The Haugh House is a two-story, Greek-Revival lodge I-house residential building with a standing-seam gabled roof, wrapped in weatherboard, built about 1855. It was added to the National Register of Historic Places on August 18, 2011.

It is in the center of the Cross Keys Battlefield in Rockingham County, Virginia. It has six-over-six windows with double-hung wooden sash, exposed floor and ceiling joists, a large center hall, original, interior chambered moldings and hand-planed partition walls. It originally included two limestone chimneys, but they were damaged during the Battle of Cross Keys, during the American Civil War and subsequently removed.

John Haugh purchased 80 acres of land from his father-in-law in 1844, and began farming it.

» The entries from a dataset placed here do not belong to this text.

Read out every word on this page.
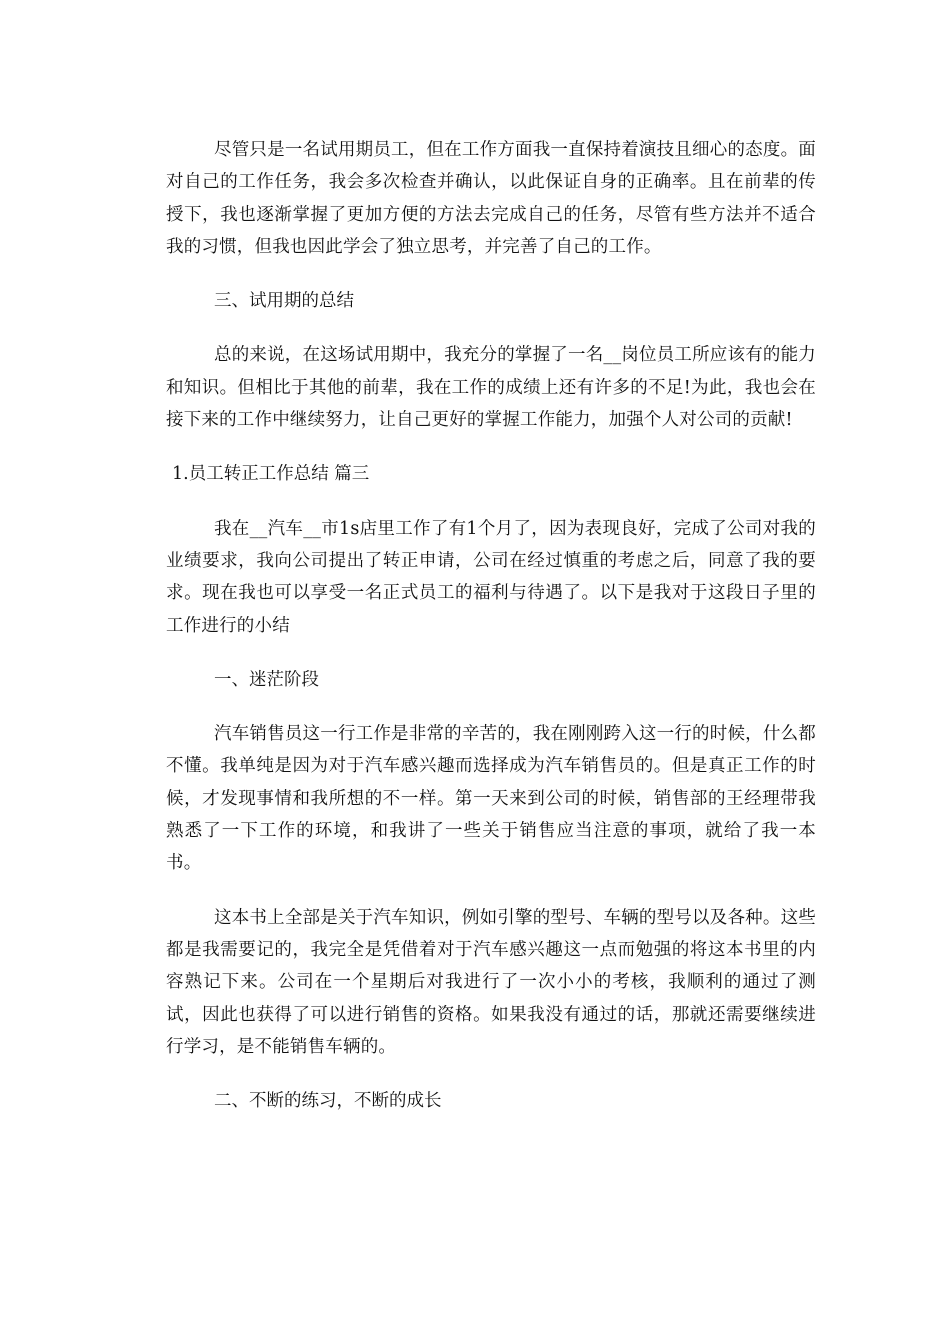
尽管只是一名试用期员工，但在工作方面我一直保持着演技且细心的态度。面对自己的工作任务，我会多次检查并确认，以此保证自身的正确率。且在前辈的传授下，我也逐渐掌握了更加方便的方法去完成自己的任务，尽管有些方法并不适合我的习惯，但我也因此学会了独立思考，并完善了自己的工作。

三、试用期的总结

总的来说，在这场试用期中，我充分的掌握了一名__岗位员工所应该有的能力和知识。但相比于其他的前辈，我在工作的成绩上还有许多的不足!为此，我也会在接下来的工作中继续努力，让自己更好的掌握工作能力，加强个人对公司的贡献!

1.员工转正工作总结 篇三

我在__汽车__市1s店里工作了有1个月了，因为表现良好，完成了公司对我的业绩要求，我向公司提出了转正申请，公司在经过慎重的考虑之后，同意了我的要求。现在我也可以享受一名正式员工的福利与待遇了。以下是我对于这段日子里的工作进行的小结

一、迷茫阶段

汽车销售员这一行工作是非常的辛苦的，我在刚刚跨入这一行的时候，什么都不懂。我单纯是因为对于汽车感兴趣而选择成为汽车销售员的。但是真正工作的时候，才发现事情和我所想的不一样。第一天来到公司的时候，销售部的王经理带我熟悉了一下工作的环境，和我讲了一些关于销售应当注意的事项，就给了我一本书。

这本书上全部是关于汽车知识，例如引擎的型号、车辆的型号以及各种。这些都是我需要记的，我完全是凭借着对于汽车感兴趣这一点而勉强的将这本书里的内容熟记下来。公司在一个星期后对我进行了一次小小的考核，我顺利的通过了测试，因此也获得了可以进行销售的资格。如果我没有通过的话，那就还需要继续进行学习，是不能销售车辆的。

二、不断的练习，不断的成长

In about 1855, the house was added. A two-story rear ell was added in about 1915, and several outbuildings were added from the 1920s on.

The front portion of the building is a two-story, single-pile antebellum log I-house built in the vernacular Greek Revival style, and remains largely intact. It is three bays on a continuous cut limestone foundation. It has seven windows with six-over-six, double-hung wooden sashes, the bay has three two-over-two double-hung wooden sashes. This portion of the building suffered significant structural damage from heavy shelling during the Battle of Cross Keys.

The second portion of the house, a two-story, balloon-framed ell was constructed about 1915. Electricity was added in the late 1930s.